The LOAD, REORG and REBUILD utilities all move data around. As such, there are some general recommendations that apply to most of these utilities. Let’s examine a few of them.

Accurate statistics are necessary to maintain current information about your data for access path determination. It’s vital you update your statistics after loading or reorganizing significant amounts of data.

If you’re loading data into a DB2 table specifying LOAD REPLACE, you should also consider the STATISTICS keyword to gather statistics as the LOAD utility executes. Because you’re loading a table from scratch and any previous data will be lost, the statistics in the DB2 Catalog are obviously obsolete. Gathering statistics during the LOAD will outperform loading and then running RUNSTATS because you’re reducing the number of passes against the same data.

On the other hand, if you’re loading using RESUME YES, execute the RUNSTATS utility immediately after the LOAD completes.

Similar to generating inline statistics during a LOAD, you can also generate statistics during the execution of the REORG utility. By generating up-to-date statistics during the REORG instead of requiring an additional RUNSTATS step, you can improve performance. To generate inline statistics, simply specify the STATISTICS keyword on your REORG job. You can gather table space statistics, index statistics or both.

If you don’t gather inline statistics or run a separate RUNSTATS job after reorganizing, the statistics in the DB2 catalog won’t reflect the current state of the data and suboptimal access paths will likely be formulated by BIND and dynamic SQL.

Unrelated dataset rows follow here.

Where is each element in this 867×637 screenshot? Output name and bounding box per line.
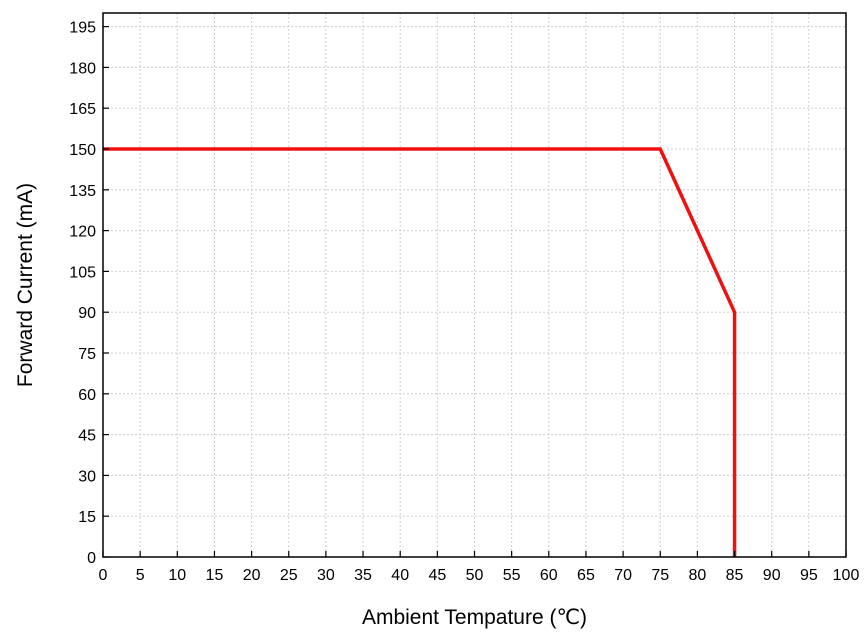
y-tick-label: 135	[69, 183, 96, 200]
x-tick-label: 80	[689, 567, 707, 584]
ticks	[102, 26, 847, 558]
x-tick-label: 90	[763, 567, 781, 584]
y-tick-label: 105	[69, 264, 96, 281]
x-tick-label: 45	[428, 567, 446, 584]
x-tick-label: 55	[503, 567, 521, 584]
x-tick-label: 100	[833, 567, 860, 584]
x-tick-label: 0	[99, 567, 108, 584]
series-line	[103, 147, 737, 557]
y-tick-label: 30	[78, 468, 96, 485]
x-tick-label: 40	[391, 567, 409, 584]
y-tick-labels: 0 15 30 45 60 75 90 105 120 135 150 165 180 195	[69, 20, 96, 567]
y-tick-label: 120	[69, 224, 96, 241]
x-tick-label: 70	[614, 567, 632, 584]
x-tick-label: 75	[651, 567, 669, 584]
x-tick-label: 50	[466, 567, 484, 584]
y-tick-label: 180	[69, 60, 96, 77]
y-tick-label: 60	[78, 387, 96, 404]
x-tick-label: 10	[168, 567, 186, 584]
series-layer	[103, 147, 737, 557]
x-tick-label: 65	[577, 567, 595, 584]
y-tick-label: 90	[78, 305, 96, 322]
x-tick-label: 20	[243, 567, 261, 584]
y-tick-label: 0	[87, 550, 96, 567]
x-tick-labels: 0 5 10 15 20 25 30 35 40 45 50 55 60 65 70 75 80 85 90 95 10…	[99, 567, 860, 584]
x-tick-label: 60	[540, 567, 558, 584]
x-tick-label: 5	[136, 567, 145, 584]
x-tick-label: 30	[317, 567, 335, 584]
y-tick-label: 165	[69, 101, 96, 118]
y-tick-label: 15	[78, 509, 96, 526]
x-tick-label: 25	[280, 567, 298, 584]
y-tick-label: 75	[78, 346, 96, 363]
x-tick-label: 85	[726, 567, 744, 584]
x-tick-label: 15	[206, 567, 224, 584]
y-tick-label: 45	[78, 428, 96, 445]
y-tick-label: 195	[69, 20, 96, 37]
y-tick-label: 150	[69, 142, 96, 159]
x-tick-label: 35	[354, 567, 372, 584]
x-tick-label: 95	[800, 567, 818, 584]
y-axis-title: Forward Current (mA)	[14, 183, 37, 387]
x-axis-title: Ambient Tempature (℃)	[362, 606, 587, 629]
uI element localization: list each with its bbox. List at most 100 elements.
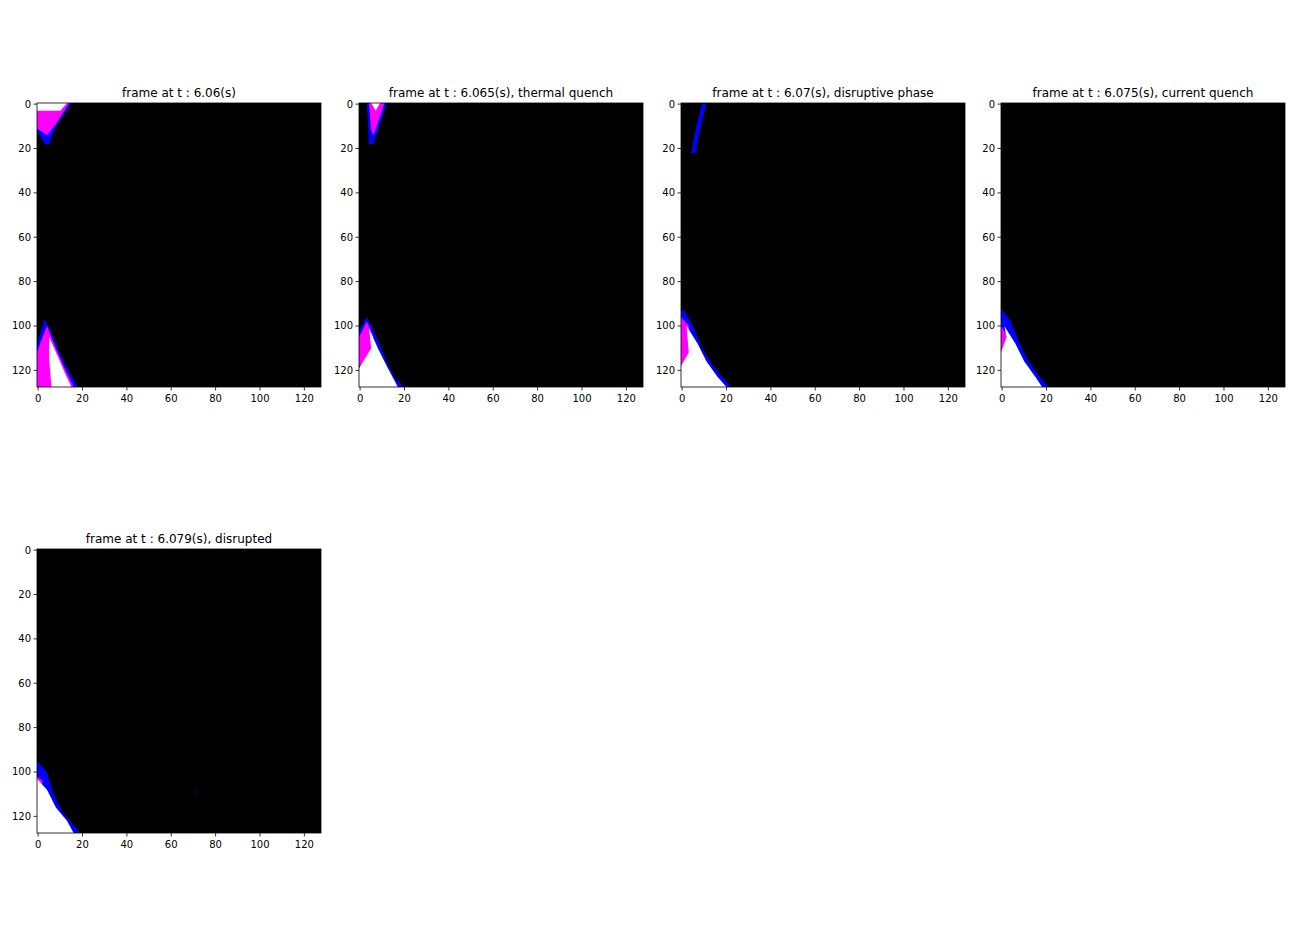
image-background bbox=[1001, 103, 1285, 387]
image-region bbox=[371, 103, 380, 111]
y-tick-label: 80 bbox=[340, 276, 353, 287]
x-tick-label: 40 bbox=[120, 393, 133, 404]
x-tick-label: 40 bbox=[1084, 393, 1097, 404]
image-region bbox=[681, 310, 731, 387]
image-region bbox=[1001, 308, 1049, 387]
axes-frame bbox=[1001, 103, 1285, 387]
image-region bbox=[359, 328, 398, 387]
y-tick bbox=[678, 148, 682, 149]
y-tick-label: 120 bbox=[12, 365, 31, 376]
image-region bbox=[367, 103, 387, 144]
x-tick-label: 20 bbox=[76, 839, 89, 850]
x-tick-label: 20 bbox=[720, 393, 733, 404]
y-tick bbox=[34, 638, 38, 639]
y-tick-label: 60 bbox=[340, 232, 353, 243]
x-tick bbox=[1179, 387, 1180, 391]
x-tick-label: 0 bbox=[35, 839, 41, 850]
image-region bbox=[37, 326, 74, 387]
image-region bbox=[37, 319, 78, 387]
y-tick-label: 0 bbox=[347, 99, 353, 110]
y-tick-label: 80 bbox=[662, 276, 675, 287]
x-tick bbox=[404, 387, 405, 391]
y-tick-label: 100 bbox=[976, 320, 995, 331]
y-tick bbox=[678, 192, 682, 193]
image-region bbox=[37, 779, 74, 833]
image-regions bbox=[359, 103, 404, 387]
x-tick bbox=[171, 833, 172, 837]
x-tick bbox=[581, 387, 582, 391]
y-tick-label: 80 bbox=[18, 276, 31, 287]
x-tick-label: 0 bbox=[35, 393, 41, 404]
x-tick-label: 60 bbox=[165, 839, 178, 850]
x-tick-label: 80 bbox=[853, 393, 866, 404]
image-region bbox=[49, 337, 71, 387]
y-tick-label: 60 bbox=[982, 232, 995, 243]
x-tick-label: 100 bbox=[1214, 393, 1233, 404]
y-tick-label: 120 bbox=[12, 811, 31, 822]
x-tick bbox=[948, 387, 949, 391]
image-region bbox=[37, 103, 69, 135]
subplot: 020406080100120020406080100120frame at t… bbox=[334, 86, 643, 404]
x-tick bbox=[537, 387, 538, 391]
y-tick-label: 40 bbox=[18, 187, 31, 198]
x-tick-label: 80 bbox=[209, 839, 222, 850]
y-tick-label: 60 bbox=[18, 232, 31, 243]
x-tick bbox=[360, 387, 361, 391]
image-background bbox=[37, 103, 321, 387]
y-tick-label: 40 bbox=[662, 187, 675, 198]
x-tick-label: 60 bbox=[487, 393, 500, 404]
x-tick-label: 120 bbox=[295, 839, 314, 850]
y-tick bbox=[34, 192, 38, 193]
y-tick-label: 80 bbox=[18, 722, 31, 733]
image-regions bbox=[1001, 308, 1049, 387]
x-tick bbox=[1135, 387, 1136, 391]
x-tick-label: 60 bbox=[1129, 393, 1142, 404]
x-tick bbox=[903, 387, 904, 391]
background bbox=[0, 0, 1296, 936]
y-tick bbox=[356, 148, 360, 149]
y-tick-label: 20 bbox=[18, 143, 31, 154]
y-tick bbox=[998, 370, 1002, 371]
y-tick bbox=[356, 237, 360, 238]
y-tick bbox=[34, 816, 38, 817]
y-tick bbox=[678, 237, 682, 238]
x-tick bbox=[726, 387, 727, 391]
y-tick bbox=[678, 281, 682, 282]
image-regions bbox=[681, 103, 731, 387]
x-tick bbox=[304, 387, 305, 391]
y-tick bbox=[998, 237, 1002, 238]
image-region bbox=[369, 103, 385, 135]
y-tick-label: 40 bbox=[982, 187, 995, 198]
x-tick bbox=[215, 833, 216, 837]
image-region bbox=[681, 326, 726, 387]
x-tick-label: 120 bbox=[617, 393, 636, 404]
x-tick bbox=[859, 387, 860, 391]
x-tick-label: 80 bbox=[531, 393, 544, 404]
image-region bbox=[195, 791, 197, 793]
x-tick-label: 120 bbox=[295, 393, 314, 404]
x-tick bbox=[38, 387, 39, 391]
x-tick bbox=[1268, 387, 1269, 391]
image-background bbox=[681, 103, 965, 387]
title: frame at t : 6.065(s), thermal quench bbox=[389, 86, 613, 100]
y-tick-label: 20 bbox=[662, 143, 675, 154]
x-tick bbox=[126, 833, 127, 837]
x-tick bbox=[82, 387, 83, 391]
y-tick-label: 120 bbox=[334, 365, 353, 376]
x-tick-label: 60 bbox=[809, 393, 822, 404]
x-tick bbox=[1090, 387, 1091, 391]
y-tick bbox=[34, 594, 38, 595]
y-tick-label: 40 bbox=[18, 633, 31, 644]
x-tick bbox=[1223, 387, 1224, 391]
image-regions bbox=[37, 761, 197, 833]
y-tick-label: 120 bbox=[656, 365, 675, 376]
x-tick bbox=[38, 833, 39, 837]
y-tick bbox=[34, 281, 38, 282]
x-tick-label: 0 bbox=[999, 393, 1005, 404]
y-tick-label: 20 bbox=[982, 143, 995, 154]
x-tick bbox=[126, 387, 127, 391]
y-tick bbox=[356, 281, 360, 282]
image-region bbox=[37, 103, 71, 144]
y-tick bbox=[678, 370, 682, 371]
x-tick bbox=[215, 387, 216, 391]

Running inline statistics can reduce elapsed time anywhere from 0 to 35 percent compared to running a LOAD, REORG or REBUILD INDEX followed by a RUNSTATS.

To log or not to log. The LOAD and REORG utilities provide the option of turning logging on or off. If you specify LOG NO, DB2 won’t log changes as the utility operates. In general, it usually makes little sense to enable logging during loads. Performance will be improved by avoiding the overhead associated with logging. Furthermore, the use of LOG NO should reduce the overall amount of log data generated. When there’s a high log latch contention (latch class 19), the use of LOG NO can also help reduce the contention on this single latch. Taking an inline image copy in this case is recommended.

Compression and KEEPDICTIONARY. Running the REORG and LOAD REPLACE utility will rebuild the compression dictionary for table spaces defined with the COMPRESS YES parameter. Specifying the KEEPDICTIONARY parameter causes the utility to bypass rebuilding and reuse the existing compression dictionary.

This can improve the overall performance of the REORG utility because the CPU cycles used to build the dictionary can be avoided. However, if there’s a significant change in data (e.g., loading completely different data) that could result in a significant change in compression dictionary, then the compression dictionary should be rebuilt to maintain a good compression ratio.

REPORTONLY. If the REPORTONLY keyword is specified for a REORG (table space or index), a report is generated, indicating whether or not the REORG should be performed. The actual REORG won’t be performed. You can use the REORG utility in conjunction with REPORTONLY and the INDREFLIMIT and OFFPOSLIMIT keywords to produce reorganization reports.

Additional Guidance

For LOAD and REORG jobs that are I/O-bound, consider using Parallel Access Volume and BSAM/VSAM I/O striping.

In a data sharing environment, try to avoid running partition utility jobs in different members, if possible. Doing so will minimize the data sharing overhead in the Build phase, especially if there’s a high index tree P-lock contention due to index splits. This can be seen in class 6 latch contention in the DB2 Statistics Report.

Keep in mind, too, that the maximum number of tasks for parallel LOAD or REORG is limited by the processor model, DBM1 virtual storage below 2 GB, number of partitions and number of indexes.

Effective plans for running your DB2 utilities in an efficient manner can have a significant positive impact on the performance and availability of your DB2 systems and applications. Remember, the impact is twofold: Running the right utilities at the right time will improve data availability and application performance; and running every utility using the proper parameters and options will reduce the overhead of utility execution.